IBM Systems helps IT leaders think differently about their infrastructure. IBM servers and storage are no longer inanimate - they can understand, reason, and learn so our clients can innovate while avoiding IT issues. Our systems power the world’s most important industries and our clients are the architects of the future. Join us to help build our leading-edge technology portfolio designed for cognitive business and optimized for cloud computing.
- Provide technical leadership in the design, development, and maintenance of scalable build systems and deployment pipelines for AI/ML components, setting standards for quality, reliability, and performance.
- Mentor and guide a team of engineers, promoting best practices in C++, Python, CI/CD, and infrastructure automation.
- Design and implement robust build automation systems that support large, distributed AI/C++/Python codebases.
- Develop tools and scripts to enable developers and researchers to rapidly iterate, test, and deploy across diverse environments.
- Integrate C++ components with Python-based AI workflows, ensuring compatibility, performance, and maintainability.
- Lead the creation of portable, reproducible development environments, ensuring parity between development and production systems.
- Maintain and extend CI/CD pipelines for Linux and z/OS, applying best practices in automated testing, artifact management, and release validation.
- Collaborate with cross-functional teams — including AI researchers, system architects, and mainframe engineers — to align infrastructure with strategic and technical goals.

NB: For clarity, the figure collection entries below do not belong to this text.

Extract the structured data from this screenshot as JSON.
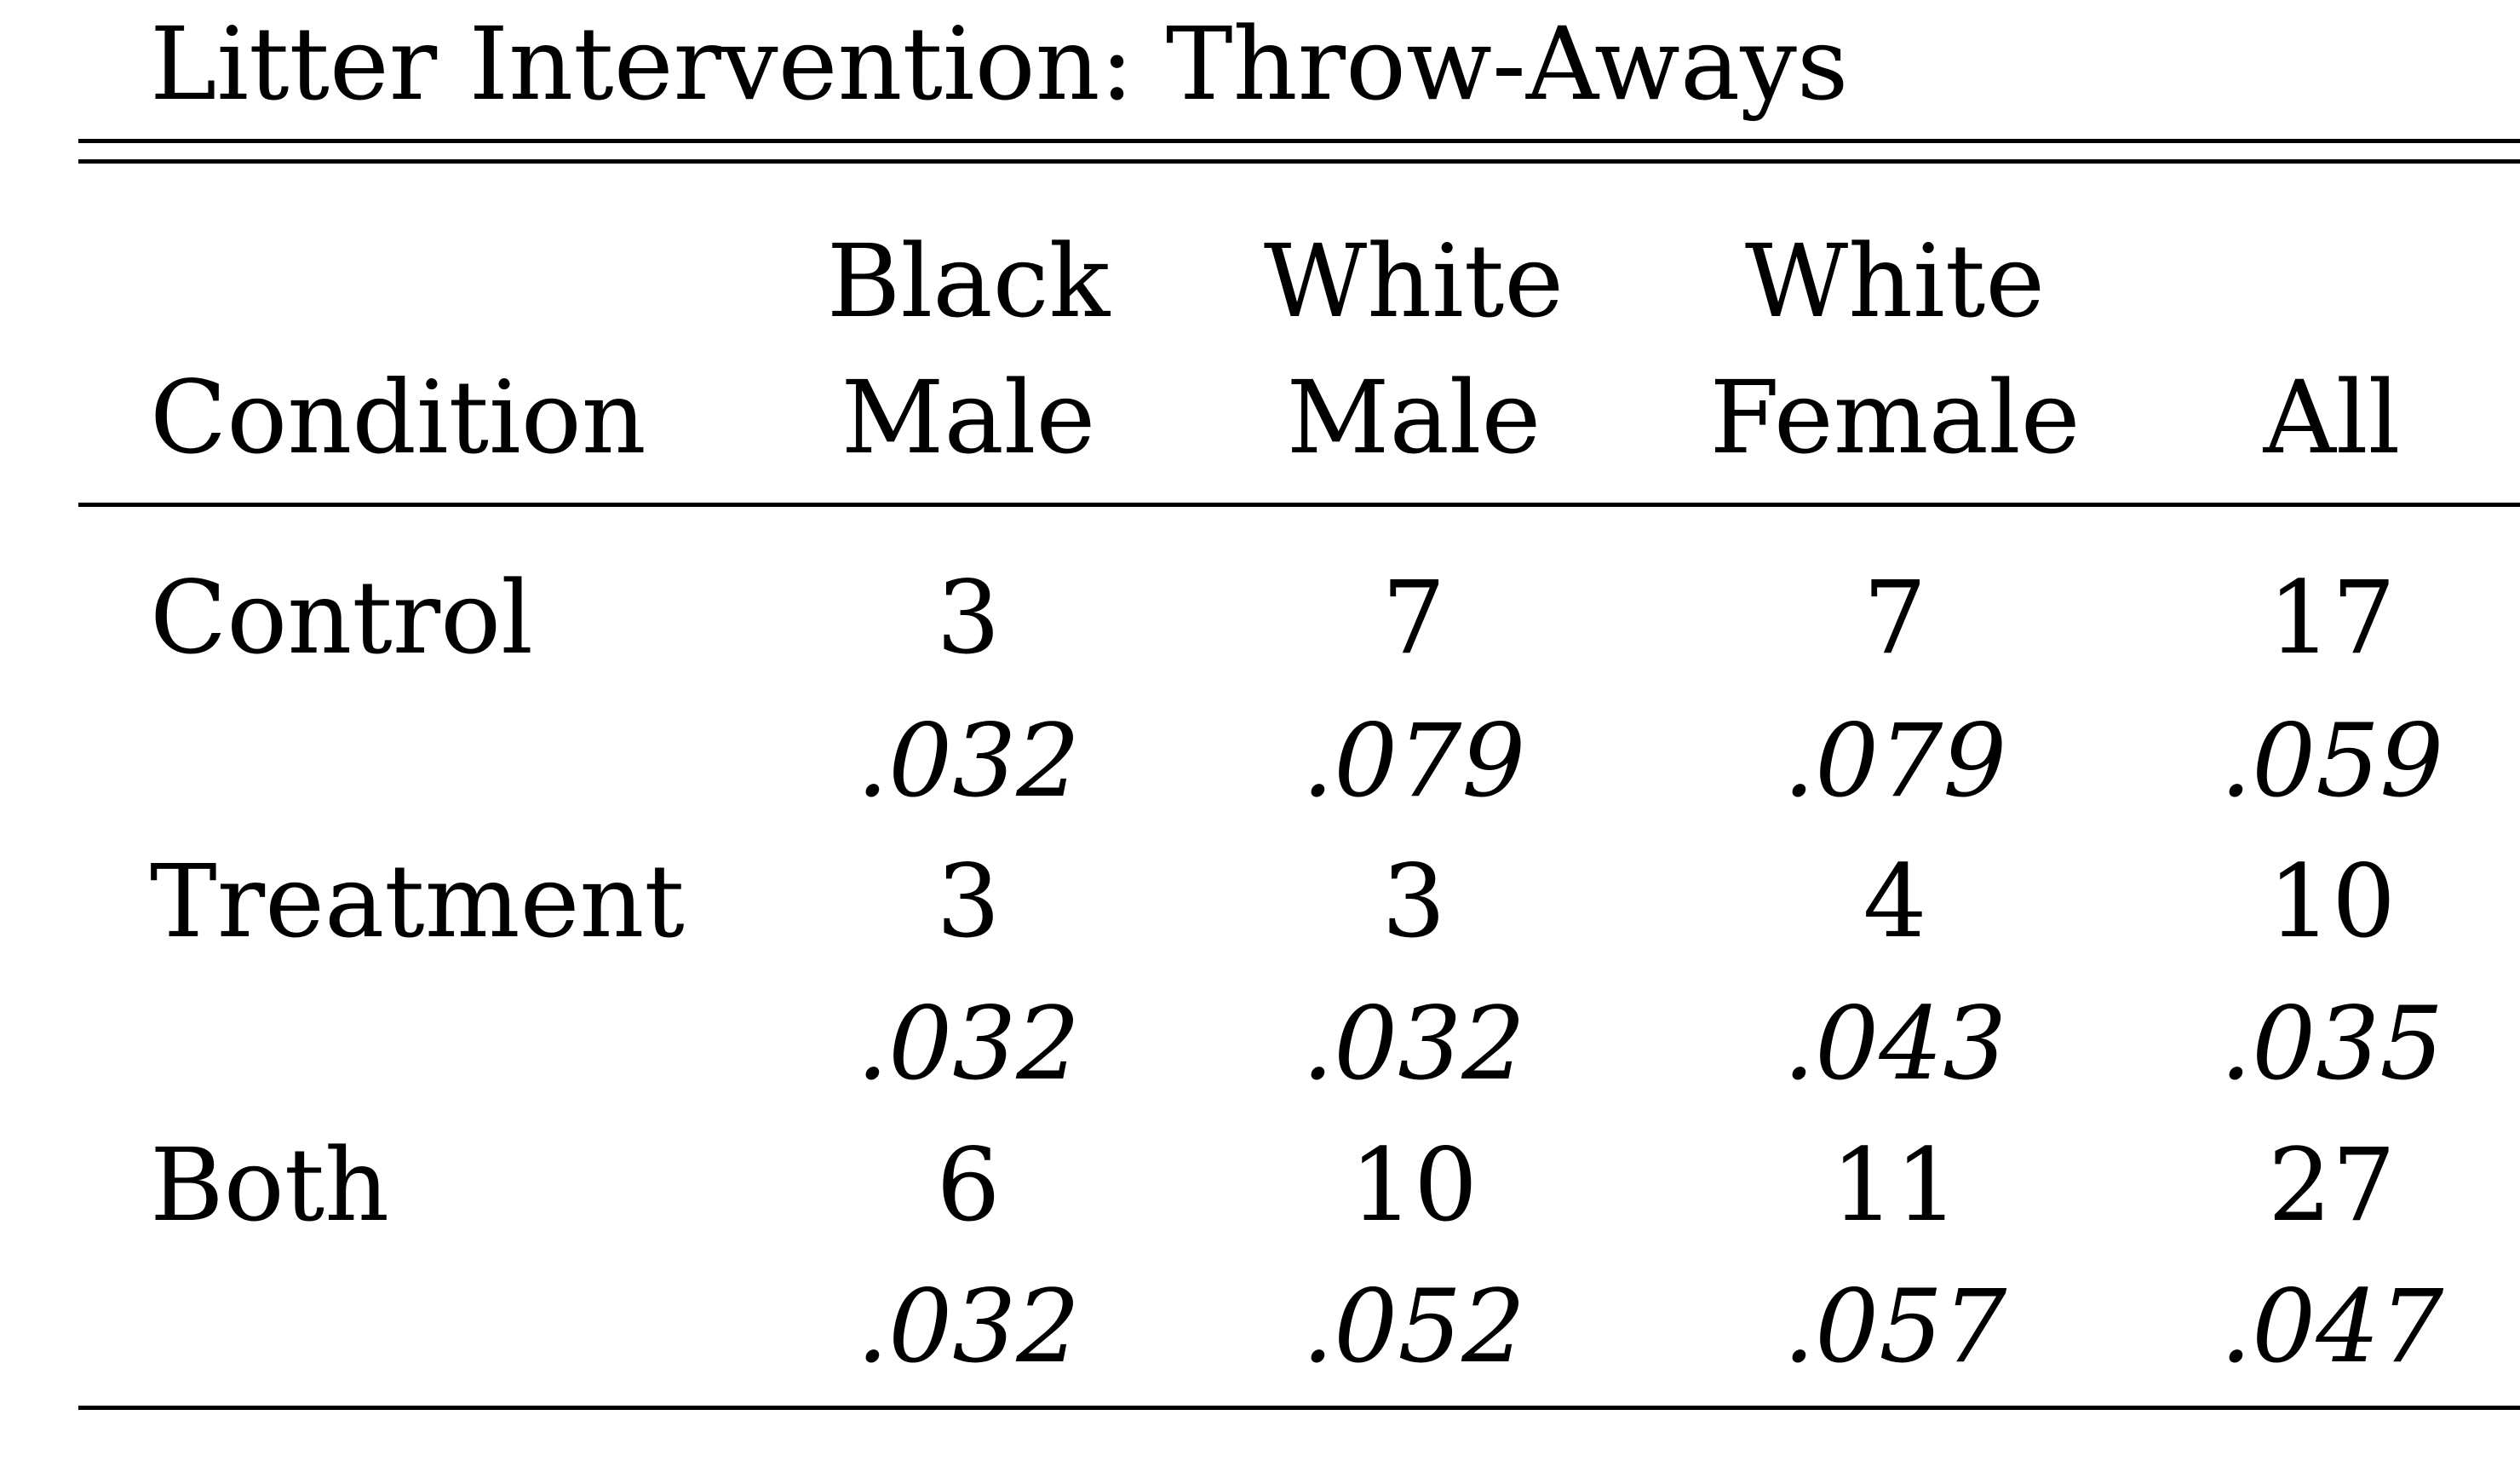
{
  "title": "Litter Intervention: Throw-Aways",
  "table": {
    "header": {
      "condition": "Condition",
      "columns": [
        {
          "line1": "Black",
          "line2": "Male"
        },
        {
          "line1": "White",
          "line2": "Male"
        },
        {
          "line1": "White",
          "line2": "Female"
        },
        {
          "line1": "",
          "line2": "All"
        }
      ]
    },
    "rows": [
      {
        "label": "Control",
        "counts": [
          "3",
          "7",
          "7",
          "17"
        ],
        "rates": [
          ".032",
          ".079",
          ".079",
          ".059"
        ]
      },
      {
        "label": "Treatment",
        "counts": [
          "3",
          "3",
          "4",
          "10"
        ],
        "rates": [
          ".032",
          ".032",
          ".043",
          ".035"
        ]
      },
      {
        "label": "Both",
        "counts": [
          "6",
          "10",
          "11",
          "27"
        ],
        "rates": [
          ".032",
          ".052",
          ".057",
          ".047"
        ]
      }
    ]
  }
}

- Proactively monitor and improve build performance, automation coverage, and system reliability, identifying opportunities for innovation and optimization.
- Contribute to internal documentation, process improvements, and knowledge sharing to scale impact across teams and foster a culture of continuous improvement.
- Expert-level programming skills in C++ and Python, with a strong grasp of both compiled and interpreted language paradigms; able to provide architectural guidance and code-level mentorship.
- Demonstrated leadership in building and maintaining complex automation pipelines (CI/CD) using tools like Jenkins or GitLab CI, including the ability to define strategy, review team contributions, and drive implementation.
- In-depth experience with build tools and systems such as CMake, Make, Meson, or Ninja, including development of custom scripts and support for cross-compilation in heterogeneous environments.
- Proven experience leading multi-platform development efforts, particularly on Linux and IBM z/OS, with a deep understanding of platform-specific toolchains, constraints, and performance considerations.
- Expertise in integrating native C++ code with Python using tools like pybind11 or Cython, ensuring high-performance and maintainable interoperability across language boundaries.
- Strong diagnostic and debugging skills, with the ability to lead teams in resolving build-time, runtime, and integration issues in large-scale, multi-component systems.
- Proficiency in shell scripting (e.g., Bash, Zsh) and system-level operations, with the ability to coach others in scripting best practices.
- Familiarity with containerization technologies like Docker, and a track record of leading the adoption or optimization of container-based development and deployment workflows.
- Excellent communication and collaboration skills, with the ability to coordinate across disciplines, align technical efforts with strategic goals, and foster a high-performing engineering culture.
- Working knowledge of AI/ML frameworks such as PyTorch, TensorFlow, or ONNX, with an understanding of how to integrate them into scalable, production-grade environments,able to guide teams in best practices for deployment and optimization.
- Experience developing or maintaining software on IBM z/OS mainframe systems, with the ability to mentor others in navigating legacy-modern hybrid ecosystems.
- Familiarity with z/OS build and packaging workflows, including leading efforts to streamline and modernize tooling where appropriate.
- Solid understanding of system performance tuning in high-throughput compute and I/O environments (e.g., large-scale model training or inference pipelines), and the ability to direct optimization strategies.
- Knowledge of GPU computing and low-level profiling/debugging tools, with experience driving performance-critical initiatives.
- Experience managing long-lifecycle enterprise systems, ensuring forward- and backward-compatibility across releases and deployments through proactive planning and versioning strategies.
- Background contributing to or maintaining open-source projects in infrastructure, DevOps, or AI tooling domains, with a focus on community engagement and sustainability.
- Proficiency in distributed systems, microservice architectures, and REST APIs, including guiding architectural decisions that balance performance, maintainability, and scalability.
- Proven experience leading integration of MLOps pipelines with CI/CD frameworks, ensuring seamless, secure, and automated deployment of AI/ML models into production workflows.
- Exceptional communication and stakeholder management skills, capable of clearly articulating technical strategies and trade-offs to non-technical audiences.
- Demonstrated ability to foster collaboration and alignment across diverse, cross-functional teams, including AI researchers, DevOps engineers, and enterprise architects.
- Track record of ensuring compliance with industry standards, security policies, and best practices in enterprise-scale AI engineering.
- Commitment to maintaining high standards of code quality, performance, and security, with the ability to review and enforce standards across a team or organization.